Non racconterò delle titubanze di lei, della rinuncia di Giles, soprattutto quando perde il poco che ha – e dallo stile di vita del dottore, completamente diverso dal loro. E per stile di vita intendo soprattutto quella profonda sensibilità e di conseguenza cristallina onestà che solo la vicinanza con la natura ed il sano lavoro sembrano far sviluppare.

Che ricchezza di eloquio nel descrivere il bosco che circonda il villaggio. Una natura che fa da sfondo costante ma che è anche e soprattutto protagonista, onnipresente, rigogliosa. E che assiste indifferente e ieratica alle vicende umane, restando sempre fedele a se stessa. Le vicende umane possono farsi ingarbugliate, perverse persino, come quando il dottore ripudia Grace per una più vissuta e spregiudicata Lady Charmond, che sembra offrirgli ciò che Grace, vuoi per il suo vissuto contadino, vuoi per l’inesperienza e per l’innocente rettitudine non può dare al marito.

Ed è proprio quando pare che Grace possa riconquistare la propria libertà dopo tanta sofferenza coniugale, che la vita di questi due giovani, Grace E Giles, sembra poter nuovamente farsi una cosa sola. Ma ancora una volta, la rettitudine del giovane boscaiolo e l’inesperienza di questa giovane sposa vilipesa ed abbandonata, farà prendere alla vicenda il classico e tragico destino degli amanti che non potranno mai unirsi.

La bonaria ingerenza di un padre amorevole ma figlio del proprio tempo e in bilico fra saldi valori contadini e superficiale nobiltà, la vita isolata in una campagna ancora incontaminata, la gerarchia sociale che erroneamente conta più del valore della singola persona e la questione della ricerca della felicità come bene incommensurabile, anche a scapito di uno dei contratti più vincolanti al mondo… E Hardy sembra qui fare proprio il dovere degli storici, di “non interferire con le opinioni personali nelle vicende”, restando narratore impassibile anche di fronte alle tragedie più commoventi.

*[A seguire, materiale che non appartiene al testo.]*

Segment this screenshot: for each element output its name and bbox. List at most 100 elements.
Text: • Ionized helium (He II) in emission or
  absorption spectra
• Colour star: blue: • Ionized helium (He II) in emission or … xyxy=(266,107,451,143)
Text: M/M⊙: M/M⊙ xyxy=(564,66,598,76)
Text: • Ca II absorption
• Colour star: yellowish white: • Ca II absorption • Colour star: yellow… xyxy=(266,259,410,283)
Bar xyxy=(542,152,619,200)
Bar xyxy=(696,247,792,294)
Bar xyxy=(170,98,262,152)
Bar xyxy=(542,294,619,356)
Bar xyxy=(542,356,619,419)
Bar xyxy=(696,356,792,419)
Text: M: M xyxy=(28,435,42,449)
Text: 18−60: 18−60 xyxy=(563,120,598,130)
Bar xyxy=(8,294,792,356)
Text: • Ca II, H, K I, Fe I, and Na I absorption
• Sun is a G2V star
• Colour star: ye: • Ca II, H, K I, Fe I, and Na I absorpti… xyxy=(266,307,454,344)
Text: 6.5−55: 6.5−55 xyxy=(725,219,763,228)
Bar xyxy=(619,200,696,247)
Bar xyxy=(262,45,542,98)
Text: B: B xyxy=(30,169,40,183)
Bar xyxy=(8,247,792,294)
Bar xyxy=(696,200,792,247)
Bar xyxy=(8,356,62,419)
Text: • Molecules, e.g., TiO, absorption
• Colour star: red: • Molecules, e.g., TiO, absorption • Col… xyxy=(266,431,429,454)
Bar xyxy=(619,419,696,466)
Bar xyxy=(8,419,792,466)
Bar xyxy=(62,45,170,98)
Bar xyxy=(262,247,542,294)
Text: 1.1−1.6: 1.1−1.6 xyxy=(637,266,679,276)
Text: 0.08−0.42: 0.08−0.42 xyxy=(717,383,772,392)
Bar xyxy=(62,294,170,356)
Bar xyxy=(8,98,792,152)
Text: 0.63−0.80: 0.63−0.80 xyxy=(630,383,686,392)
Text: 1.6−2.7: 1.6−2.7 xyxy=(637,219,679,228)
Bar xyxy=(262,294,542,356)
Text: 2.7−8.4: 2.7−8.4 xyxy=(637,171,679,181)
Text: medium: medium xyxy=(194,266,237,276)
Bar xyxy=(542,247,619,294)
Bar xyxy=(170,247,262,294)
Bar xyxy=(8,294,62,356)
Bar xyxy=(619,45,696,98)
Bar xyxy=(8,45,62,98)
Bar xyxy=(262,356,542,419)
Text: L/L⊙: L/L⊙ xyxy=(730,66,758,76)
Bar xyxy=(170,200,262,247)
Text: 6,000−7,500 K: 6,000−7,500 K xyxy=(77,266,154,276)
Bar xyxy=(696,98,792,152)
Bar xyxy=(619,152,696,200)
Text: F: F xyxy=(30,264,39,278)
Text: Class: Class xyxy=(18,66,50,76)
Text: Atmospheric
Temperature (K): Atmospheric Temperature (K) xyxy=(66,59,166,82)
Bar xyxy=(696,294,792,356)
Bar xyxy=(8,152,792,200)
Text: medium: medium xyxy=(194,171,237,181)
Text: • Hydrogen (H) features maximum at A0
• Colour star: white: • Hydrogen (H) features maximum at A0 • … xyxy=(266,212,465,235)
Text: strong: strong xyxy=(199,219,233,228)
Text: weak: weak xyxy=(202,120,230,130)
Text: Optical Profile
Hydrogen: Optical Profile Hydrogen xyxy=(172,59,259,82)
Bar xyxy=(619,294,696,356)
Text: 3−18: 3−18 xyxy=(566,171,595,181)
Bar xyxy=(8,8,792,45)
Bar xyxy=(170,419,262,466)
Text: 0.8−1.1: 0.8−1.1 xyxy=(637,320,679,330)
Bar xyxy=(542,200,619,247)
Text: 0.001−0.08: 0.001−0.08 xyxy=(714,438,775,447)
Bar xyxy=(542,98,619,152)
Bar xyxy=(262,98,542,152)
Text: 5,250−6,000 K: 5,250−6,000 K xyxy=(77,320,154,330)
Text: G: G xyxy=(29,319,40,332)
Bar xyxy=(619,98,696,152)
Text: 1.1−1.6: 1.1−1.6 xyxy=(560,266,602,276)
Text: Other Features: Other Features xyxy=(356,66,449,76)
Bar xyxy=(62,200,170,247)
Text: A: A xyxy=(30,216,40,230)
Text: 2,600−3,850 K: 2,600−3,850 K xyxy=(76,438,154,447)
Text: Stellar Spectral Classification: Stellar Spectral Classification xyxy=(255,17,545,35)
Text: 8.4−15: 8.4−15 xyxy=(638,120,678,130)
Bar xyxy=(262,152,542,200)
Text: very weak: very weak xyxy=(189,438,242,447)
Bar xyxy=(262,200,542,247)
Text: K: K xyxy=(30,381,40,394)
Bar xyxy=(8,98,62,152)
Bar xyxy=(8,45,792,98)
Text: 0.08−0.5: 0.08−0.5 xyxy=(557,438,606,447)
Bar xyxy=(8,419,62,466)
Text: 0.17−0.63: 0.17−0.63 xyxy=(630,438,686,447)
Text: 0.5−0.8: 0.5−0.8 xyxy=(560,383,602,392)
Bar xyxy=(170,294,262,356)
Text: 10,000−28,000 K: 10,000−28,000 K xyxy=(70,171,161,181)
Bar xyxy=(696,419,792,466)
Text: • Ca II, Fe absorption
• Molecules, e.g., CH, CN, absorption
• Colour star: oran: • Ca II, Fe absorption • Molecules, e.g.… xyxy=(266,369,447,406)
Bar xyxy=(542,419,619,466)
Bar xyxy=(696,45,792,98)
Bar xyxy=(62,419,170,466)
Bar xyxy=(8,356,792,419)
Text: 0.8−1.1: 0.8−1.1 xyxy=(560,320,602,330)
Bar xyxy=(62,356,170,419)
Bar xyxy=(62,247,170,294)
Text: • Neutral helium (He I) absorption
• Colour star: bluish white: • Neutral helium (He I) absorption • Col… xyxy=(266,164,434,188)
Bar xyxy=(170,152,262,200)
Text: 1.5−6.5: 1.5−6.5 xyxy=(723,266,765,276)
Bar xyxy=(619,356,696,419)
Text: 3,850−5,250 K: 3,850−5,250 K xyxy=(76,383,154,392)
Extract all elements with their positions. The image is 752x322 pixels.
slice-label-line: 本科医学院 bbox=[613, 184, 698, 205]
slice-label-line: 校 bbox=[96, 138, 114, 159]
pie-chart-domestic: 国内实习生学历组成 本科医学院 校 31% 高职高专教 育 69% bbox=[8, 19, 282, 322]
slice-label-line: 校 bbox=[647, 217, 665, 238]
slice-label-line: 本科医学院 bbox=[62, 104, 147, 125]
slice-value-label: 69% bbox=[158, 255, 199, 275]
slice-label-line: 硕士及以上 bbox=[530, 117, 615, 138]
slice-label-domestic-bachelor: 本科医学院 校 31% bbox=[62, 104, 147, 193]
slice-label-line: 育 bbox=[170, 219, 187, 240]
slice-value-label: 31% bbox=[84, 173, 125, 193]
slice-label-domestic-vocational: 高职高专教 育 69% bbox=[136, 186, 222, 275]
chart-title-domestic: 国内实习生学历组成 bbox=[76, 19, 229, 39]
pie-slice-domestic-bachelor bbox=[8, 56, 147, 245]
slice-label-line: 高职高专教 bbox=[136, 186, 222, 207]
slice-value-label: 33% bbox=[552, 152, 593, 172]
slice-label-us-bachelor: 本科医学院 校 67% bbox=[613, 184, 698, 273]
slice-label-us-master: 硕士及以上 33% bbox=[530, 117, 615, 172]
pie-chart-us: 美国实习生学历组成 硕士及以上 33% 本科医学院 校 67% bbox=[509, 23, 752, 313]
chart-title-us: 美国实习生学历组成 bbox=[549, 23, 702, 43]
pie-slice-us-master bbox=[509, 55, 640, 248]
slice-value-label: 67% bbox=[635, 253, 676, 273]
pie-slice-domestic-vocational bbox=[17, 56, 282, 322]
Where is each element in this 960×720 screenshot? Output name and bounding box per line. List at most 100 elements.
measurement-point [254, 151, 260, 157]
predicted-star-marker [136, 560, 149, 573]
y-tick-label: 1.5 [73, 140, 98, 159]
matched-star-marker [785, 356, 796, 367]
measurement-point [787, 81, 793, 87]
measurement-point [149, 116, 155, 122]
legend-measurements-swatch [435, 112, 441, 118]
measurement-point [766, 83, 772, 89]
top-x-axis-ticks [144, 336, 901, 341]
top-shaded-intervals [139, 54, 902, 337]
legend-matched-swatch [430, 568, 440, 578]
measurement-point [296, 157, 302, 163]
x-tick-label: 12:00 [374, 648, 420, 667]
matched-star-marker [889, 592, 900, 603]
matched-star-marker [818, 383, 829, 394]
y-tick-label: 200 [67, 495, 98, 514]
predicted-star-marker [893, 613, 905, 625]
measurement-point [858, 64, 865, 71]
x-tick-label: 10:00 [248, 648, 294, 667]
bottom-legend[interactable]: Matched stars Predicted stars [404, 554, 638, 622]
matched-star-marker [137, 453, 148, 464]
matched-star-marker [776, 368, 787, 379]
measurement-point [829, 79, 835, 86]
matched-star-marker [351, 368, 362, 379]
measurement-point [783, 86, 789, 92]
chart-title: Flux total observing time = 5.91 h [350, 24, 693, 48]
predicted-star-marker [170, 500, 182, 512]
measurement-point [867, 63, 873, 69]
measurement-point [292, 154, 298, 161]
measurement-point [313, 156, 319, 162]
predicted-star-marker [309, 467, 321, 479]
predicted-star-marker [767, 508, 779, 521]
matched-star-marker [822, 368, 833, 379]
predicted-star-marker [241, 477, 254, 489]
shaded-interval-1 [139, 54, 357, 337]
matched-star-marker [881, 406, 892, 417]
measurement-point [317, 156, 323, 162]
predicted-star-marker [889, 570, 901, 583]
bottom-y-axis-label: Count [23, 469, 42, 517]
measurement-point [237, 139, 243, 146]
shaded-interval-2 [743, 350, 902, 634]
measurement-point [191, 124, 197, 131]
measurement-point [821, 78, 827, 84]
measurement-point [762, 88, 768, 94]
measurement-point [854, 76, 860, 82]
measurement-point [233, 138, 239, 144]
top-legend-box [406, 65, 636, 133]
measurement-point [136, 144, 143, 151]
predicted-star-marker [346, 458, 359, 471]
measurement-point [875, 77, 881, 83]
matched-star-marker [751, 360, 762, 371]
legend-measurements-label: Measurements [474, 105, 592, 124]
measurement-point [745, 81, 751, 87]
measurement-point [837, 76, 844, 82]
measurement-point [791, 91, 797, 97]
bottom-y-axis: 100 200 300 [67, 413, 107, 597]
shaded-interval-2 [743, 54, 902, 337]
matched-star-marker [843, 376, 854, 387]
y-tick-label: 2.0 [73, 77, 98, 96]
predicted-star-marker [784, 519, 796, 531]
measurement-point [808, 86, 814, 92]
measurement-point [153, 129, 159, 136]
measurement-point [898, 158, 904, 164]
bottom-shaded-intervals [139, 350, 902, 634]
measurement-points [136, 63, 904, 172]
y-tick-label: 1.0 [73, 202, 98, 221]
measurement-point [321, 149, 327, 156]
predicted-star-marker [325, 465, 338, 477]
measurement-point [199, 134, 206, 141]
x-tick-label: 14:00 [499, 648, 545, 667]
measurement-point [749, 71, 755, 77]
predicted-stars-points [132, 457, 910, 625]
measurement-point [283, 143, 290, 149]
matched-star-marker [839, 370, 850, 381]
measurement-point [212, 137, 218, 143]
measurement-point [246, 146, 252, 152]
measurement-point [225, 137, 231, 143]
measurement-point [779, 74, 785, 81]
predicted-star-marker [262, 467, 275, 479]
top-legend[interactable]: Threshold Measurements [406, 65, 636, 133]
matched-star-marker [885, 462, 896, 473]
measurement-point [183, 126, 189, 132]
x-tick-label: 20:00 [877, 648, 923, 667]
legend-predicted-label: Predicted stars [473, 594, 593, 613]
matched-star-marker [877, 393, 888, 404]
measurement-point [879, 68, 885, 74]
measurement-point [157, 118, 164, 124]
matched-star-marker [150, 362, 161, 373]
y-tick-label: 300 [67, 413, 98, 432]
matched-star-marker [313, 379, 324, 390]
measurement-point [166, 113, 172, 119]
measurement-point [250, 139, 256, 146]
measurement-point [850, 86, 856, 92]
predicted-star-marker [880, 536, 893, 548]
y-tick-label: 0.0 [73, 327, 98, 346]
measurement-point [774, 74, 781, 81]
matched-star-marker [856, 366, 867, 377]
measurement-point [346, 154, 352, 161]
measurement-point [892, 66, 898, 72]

A lungo mi sono dibattuta fra le due figure femminili che sembravano le protagoniste: da una parte Grace, rivestita a nuovo dalla patina della cultura, dall’altra Marty South, poverissima, pura, leale, solitaria, ignorante ma con il buon senso che solo una vita di stenti, sacrifici, duro lavoro e onestà possono elevare più ancora della supposta cultura. Una vita la sua, dedicata ad un amore infelice e che, pur nella tragedia e nel suo mettersi modestamente da parte, le permette alfine di “apparire a tratti perfino sublime, come se fosse stata una creatura indifferente agli attributi del sesso, dotata in cambio della qualità più nobile dell’umanità”.

“E se un giorno mi dimentico il tuo nome, fammi dimenticare la mia casa e il cielo…” Potrà mai esserci una dichiarazione d’amore più bella?

A presto




 

1 commento:

  1. Non so perché ma questo tipo di storie mi intriga sempre un sacco! Il tema "persone semplici che si trovano ad affrontare situazioni difficili" mi appassiona tantissimo!